Working Paper Authors Publish Date
49 Rebecca McClung
Ann McKibbon
Norm Archer
Apr. 2014

Objective: The purpose of this paper is to identify and consolidate literature that describes eHealth tools or innovations currently existing in the field of radiology.

Methods: Due to the nature of the subject matter, this paper must be partially based on non-academic literature, such as government documents, documents describing the work of organizations, and opinion pieces or reviews by subject matter experts. A literature search was conducted using broad terms, unspecific to any subtype of informatics or radiology to achieve results as inclusive as possible. The databases PubMed, Google Scholar, and OVID Healthstar were searched using the generic terms “radiology + eHealth”. Specific terms (e.g. “diagnostic imaging repositories”) were used to search Google Scholar, Google, and the Canada Health Infoway and eHealth Ontario websites to retrieve information on desired topics.

Results: Seven trends are identified. Trends identified based on the literature review are related to teleradiology (n=38), mobile applications and devices (n=21), enhancements to PACS architecture (n=18), and web-based tools integrated with PACS (n=17). Trends identified based on further investigation to regional initiatives are diagnostic imaging repositories, foreign exam management, and zero footprint image viewers.

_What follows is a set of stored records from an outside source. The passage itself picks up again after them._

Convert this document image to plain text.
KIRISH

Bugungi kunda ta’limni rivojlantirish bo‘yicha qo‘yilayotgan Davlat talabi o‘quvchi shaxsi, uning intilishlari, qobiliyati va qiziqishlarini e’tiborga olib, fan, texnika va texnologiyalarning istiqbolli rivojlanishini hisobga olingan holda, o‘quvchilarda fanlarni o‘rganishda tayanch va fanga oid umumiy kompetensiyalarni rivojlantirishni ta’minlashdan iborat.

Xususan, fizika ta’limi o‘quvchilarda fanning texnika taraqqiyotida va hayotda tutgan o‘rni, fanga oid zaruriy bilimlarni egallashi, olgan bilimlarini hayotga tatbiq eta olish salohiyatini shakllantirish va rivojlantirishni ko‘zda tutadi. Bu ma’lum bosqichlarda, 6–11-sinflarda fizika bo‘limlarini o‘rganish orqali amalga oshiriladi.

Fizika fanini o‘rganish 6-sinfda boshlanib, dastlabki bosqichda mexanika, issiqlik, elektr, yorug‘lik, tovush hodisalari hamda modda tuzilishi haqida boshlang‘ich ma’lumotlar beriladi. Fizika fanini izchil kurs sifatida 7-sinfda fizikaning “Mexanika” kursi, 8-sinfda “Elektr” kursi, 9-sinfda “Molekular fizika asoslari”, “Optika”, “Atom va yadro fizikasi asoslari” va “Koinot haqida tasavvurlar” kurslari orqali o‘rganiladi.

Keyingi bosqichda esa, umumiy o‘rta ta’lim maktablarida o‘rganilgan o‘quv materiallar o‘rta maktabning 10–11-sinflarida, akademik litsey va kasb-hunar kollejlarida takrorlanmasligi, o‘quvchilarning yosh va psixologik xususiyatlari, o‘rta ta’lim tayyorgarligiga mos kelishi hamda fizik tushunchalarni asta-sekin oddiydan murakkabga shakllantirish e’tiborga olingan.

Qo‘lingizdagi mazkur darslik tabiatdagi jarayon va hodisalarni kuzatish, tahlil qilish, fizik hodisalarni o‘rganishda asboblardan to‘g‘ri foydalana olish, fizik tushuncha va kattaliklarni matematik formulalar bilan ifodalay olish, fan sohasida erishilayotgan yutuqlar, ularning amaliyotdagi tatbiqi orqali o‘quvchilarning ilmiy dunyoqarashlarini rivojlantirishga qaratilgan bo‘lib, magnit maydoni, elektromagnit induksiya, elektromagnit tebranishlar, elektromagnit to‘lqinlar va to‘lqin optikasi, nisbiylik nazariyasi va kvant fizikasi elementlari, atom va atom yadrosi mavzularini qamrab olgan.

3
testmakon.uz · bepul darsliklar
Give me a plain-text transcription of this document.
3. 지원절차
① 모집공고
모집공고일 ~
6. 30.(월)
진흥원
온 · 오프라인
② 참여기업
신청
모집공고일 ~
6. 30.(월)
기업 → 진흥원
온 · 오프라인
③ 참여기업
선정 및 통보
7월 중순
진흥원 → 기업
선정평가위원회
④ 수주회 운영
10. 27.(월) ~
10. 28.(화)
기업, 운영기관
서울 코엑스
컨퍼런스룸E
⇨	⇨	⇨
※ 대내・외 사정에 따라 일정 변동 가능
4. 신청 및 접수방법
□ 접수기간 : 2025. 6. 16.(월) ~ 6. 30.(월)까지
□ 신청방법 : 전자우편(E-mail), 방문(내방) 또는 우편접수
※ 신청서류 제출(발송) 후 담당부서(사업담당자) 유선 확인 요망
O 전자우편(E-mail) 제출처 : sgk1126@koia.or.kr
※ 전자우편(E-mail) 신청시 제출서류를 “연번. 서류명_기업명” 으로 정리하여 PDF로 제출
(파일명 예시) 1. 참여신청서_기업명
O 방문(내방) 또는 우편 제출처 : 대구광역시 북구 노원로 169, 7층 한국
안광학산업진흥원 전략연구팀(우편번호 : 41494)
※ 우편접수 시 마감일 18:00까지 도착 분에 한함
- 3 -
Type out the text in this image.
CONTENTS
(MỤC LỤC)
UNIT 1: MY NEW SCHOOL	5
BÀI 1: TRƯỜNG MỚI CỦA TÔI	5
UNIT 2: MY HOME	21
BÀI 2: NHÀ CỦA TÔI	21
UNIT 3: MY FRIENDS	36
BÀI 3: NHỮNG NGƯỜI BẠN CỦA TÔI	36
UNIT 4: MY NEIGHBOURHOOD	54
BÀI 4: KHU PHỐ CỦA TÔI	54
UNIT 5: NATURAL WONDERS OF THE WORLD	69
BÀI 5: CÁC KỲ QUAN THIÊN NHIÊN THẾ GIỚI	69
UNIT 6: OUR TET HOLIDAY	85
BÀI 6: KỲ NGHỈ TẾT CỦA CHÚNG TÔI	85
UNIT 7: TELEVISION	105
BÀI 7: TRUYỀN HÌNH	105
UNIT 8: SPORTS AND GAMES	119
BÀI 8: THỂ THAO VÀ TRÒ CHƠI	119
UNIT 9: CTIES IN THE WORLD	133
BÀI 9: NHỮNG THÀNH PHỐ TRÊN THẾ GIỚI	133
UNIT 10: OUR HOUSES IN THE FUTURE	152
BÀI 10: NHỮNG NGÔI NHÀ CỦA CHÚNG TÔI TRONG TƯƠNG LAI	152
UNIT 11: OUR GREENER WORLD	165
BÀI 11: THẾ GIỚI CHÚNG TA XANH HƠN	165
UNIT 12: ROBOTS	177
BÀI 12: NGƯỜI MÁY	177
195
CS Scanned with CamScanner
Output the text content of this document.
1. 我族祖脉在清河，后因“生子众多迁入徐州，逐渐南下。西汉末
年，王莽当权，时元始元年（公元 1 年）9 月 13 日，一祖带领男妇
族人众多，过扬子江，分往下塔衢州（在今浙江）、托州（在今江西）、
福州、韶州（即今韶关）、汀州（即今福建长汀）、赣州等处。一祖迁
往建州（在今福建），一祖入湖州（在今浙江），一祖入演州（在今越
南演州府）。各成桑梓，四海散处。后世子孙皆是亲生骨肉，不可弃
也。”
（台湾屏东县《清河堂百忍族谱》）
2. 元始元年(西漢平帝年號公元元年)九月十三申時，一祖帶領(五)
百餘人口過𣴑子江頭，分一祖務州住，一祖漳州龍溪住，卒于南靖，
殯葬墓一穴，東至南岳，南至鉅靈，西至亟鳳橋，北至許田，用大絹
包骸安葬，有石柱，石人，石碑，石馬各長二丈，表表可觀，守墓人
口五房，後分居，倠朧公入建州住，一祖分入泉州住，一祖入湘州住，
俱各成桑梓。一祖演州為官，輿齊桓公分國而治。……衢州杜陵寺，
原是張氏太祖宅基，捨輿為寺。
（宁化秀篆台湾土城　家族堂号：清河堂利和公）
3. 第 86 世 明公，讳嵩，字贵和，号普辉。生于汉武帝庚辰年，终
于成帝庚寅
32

Discussion: A wide variety of research and significant efforts have been applied to these seven identified trends, and subareas of each. The theme of teleradiology has a great presence in the literature. Cloud computing has been suggested as a solution to the current needs for PACS. Completion of diagnostic imaging repositories represents great success provincially and is the gateway to further advancements, such as foreign exam management.

Conclusion: Radiology and eHealth are deeply interconnected fields of medicine. Medical imaging informatics advancements such as the seven described in this review are essential for strong clinical practice, for making patient care safer, and giving providers the best tools to work with.